Comment 23 Curtis Gedak 2017-06-02 19:40:24 UTC

Hi Mike,

Thank you for your in-depth work to resolve this segmentation fault,
and further to significantly improve performance and also add testing
of the PipeCapture class.

From a visual review, patch set v1 from comment #22 looks good to me.

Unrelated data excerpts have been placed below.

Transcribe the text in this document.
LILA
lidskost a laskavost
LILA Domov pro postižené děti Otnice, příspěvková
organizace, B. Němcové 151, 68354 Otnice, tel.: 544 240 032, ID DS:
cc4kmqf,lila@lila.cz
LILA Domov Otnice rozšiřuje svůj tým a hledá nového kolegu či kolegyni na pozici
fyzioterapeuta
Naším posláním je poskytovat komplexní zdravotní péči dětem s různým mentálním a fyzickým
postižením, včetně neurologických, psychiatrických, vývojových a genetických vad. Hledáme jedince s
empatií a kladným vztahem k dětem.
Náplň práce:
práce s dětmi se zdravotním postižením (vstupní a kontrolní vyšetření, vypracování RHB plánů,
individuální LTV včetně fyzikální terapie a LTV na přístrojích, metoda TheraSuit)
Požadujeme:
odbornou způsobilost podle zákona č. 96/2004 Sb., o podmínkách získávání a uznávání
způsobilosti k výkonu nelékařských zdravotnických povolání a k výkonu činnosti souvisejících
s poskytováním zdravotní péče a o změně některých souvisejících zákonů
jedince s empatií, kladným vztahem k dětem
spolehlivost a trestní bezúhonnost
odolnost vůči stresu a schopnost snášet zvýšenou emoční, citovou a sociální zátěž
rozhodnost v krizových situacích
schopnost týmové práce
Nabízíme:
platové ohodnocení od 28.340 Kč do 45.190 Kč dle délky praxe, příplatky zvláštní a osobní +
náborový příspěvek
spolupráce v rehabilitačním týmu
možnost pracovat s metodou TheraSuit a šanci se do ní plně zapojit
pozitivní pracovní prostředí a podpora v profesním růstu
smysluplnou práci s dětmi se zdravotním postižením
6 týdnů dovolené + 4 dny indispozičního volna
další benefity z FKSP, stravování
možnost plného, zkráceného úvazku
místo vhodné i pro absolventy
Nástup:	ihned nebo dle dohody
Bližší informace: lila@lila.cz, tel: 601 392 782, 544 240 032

Using the patch set in a distribution tarball, I have successfully
run:

    ./configure --disable-scrollkeeper
    make
    make check
    make distcheck

on the following distros:

    debian    8
    fedora   24
    kubuntu  16.04
    opensuse 42.2

My regression testing on kubuntu 16.04 of actions such as: create,
grow, shrink, move, copy, check, label, set UUID, and delete, has also
gone well.

If there are no objections then I plan to commit this patch set in the
next day or so.

Thanks,
Curtis

Comment 24 Mike Fleetwood 2017-06-03 08:07:04 UTC

Commit when ready.

Mike

Comment 25 Curtis Gedak 2017-06-03 15:48:06 UTC

Hi Mike,

Thank you again for this patch set.

Before committing I noticed and fixed one minor typo in the last
commit message:

Changed FROM:
  Test that backspace and carriage return are processes correctly and
                                                      ^
TO:
  Test that backspace and carriage return are processed correctly and

The patch set v1 from comment #22 has been committed to the git
repository master branch.

The relevant git commits can be viewed at the following links:

Add initial unit tests for PipeCapture (#777973)
https://git.gnome.org/browse/gparted/commit/?id=b21ee06230adf8b9f4090eef7b46c179f8e26d42

Initialise Glib threading system in test_PipeCapture (#777973)
https://git.gnome.org/browse/gparted/commit/?id=d90702d52608d84ef5c68d66d0c92a3438253ab7

Add 1 MiB ASCII PipeCapture test (#777973)
https://git.gnome.org/browse/gparted/commit/?id=eb2d571a6c5c8d5108e5dd2a7e7bf3f1c913cb35

Add binary data string difference reporting to PipeCapture tests (#777973)
https://git.gnome.org/browse/gparted/commit/?id=dc1c49ba6257045beab18400d6f1c841918614cc

Add check of PipeCapture update callback (#777973)
https://git.gnome.org/browse/gparted/commit/?id=8b47de88728419daae4f249ec0f1e2f1c516d2ba

Add test for bug with PipeCapture crashing reading binary data (#777973)
https://git.gnome.org/browse/gparted/commit/?id=1e3324e16b5e63d81289c8d44ce9f166faf9ed47

Prevent core dump reading none UTF-8 data from external command (#777973)
https://git.gnome.org/browse/gparted/commit/?id=a03735ac6f5e7e4d7282f7d0b06a97f337830858

Move initial clearing of output capture buffers into PipeCapture class (#777973)
https://git.gnome.org/browse/gparted/commit/?id=a233e30efeb80c72b7e9943ee7f615aa006c012f

Test that PipeCapture clears capture buffer before it starts (#777973)
https://git.gnome.org/browse/gparted/commit/?id=03c2be9b90e996efaab9663a1e6aa0c7df30be42

Improve the performance of PipeCapture for large output (#777973)
https://git.gnome.org/browse/gparted/commit/?id=b5b3d199f8e82b7185ec2112f46149c397965117

Update PipeCaptureTest.MinimalBinaryCrash777973 expected string (#777973)
https://git.gnome.org/browse/gparted/commit/?id=0a3e8487a07243528219dc8b79be561cc7f845c7

Add test that PipeCapture can read embedded NUL character (#777973)
https://git.gnome.org/browse/gparted/commit/?id=22573b4eede9dab13b6a26d39ebc0f363f567e0e

Workaround g_utf8_find_next_char() not incrementing past NUL char (#777973)
https://git.gnome.org/browse/gparted/commit/?id=3a6a304c64b669f71c530a07d64caa93dc2f23ca

Add test that PipeCapture can read NUL byte in middle of UTF-8 char (#777973)
https://git.gnome.org/browse/gparted/commit/?id=6b82616d2e5dfddea8b73cc65d64bfc7e08d8388

Workaround g_utf8_get_char_validate() bug with embedded NUL bytes (#777973)
https://git.gnome.org/browse/gparted/commit/?id=8dbbb47ce2db0ee733ff909c1ead2f4de9475596

Increase PipeCapture maximum read size to 64K (#777973)
https://git.gnome.org/browse/gparted/commit/?id=6f49f3049dc8fb72ef771074db73b60a79925962

Further improve speed of PipeCapture for non-watched output (#777973)
https://git.gnome.org/browse/gparted/commit/?id=25780c611bf99ce3f819d00c58616fa517a38b0f

Add PipeCapture line discipline tests
https://git.gnome.org/browse/gparted/commit/?id=f8783d69bc848866265910bf1a2de814a4cba821

Curtis

Comment 26 Curtis Gedak 2017-08-07 17:20:22 UTC

This enhancement was included in the GParted 0.29.0 release on August 7, 2017.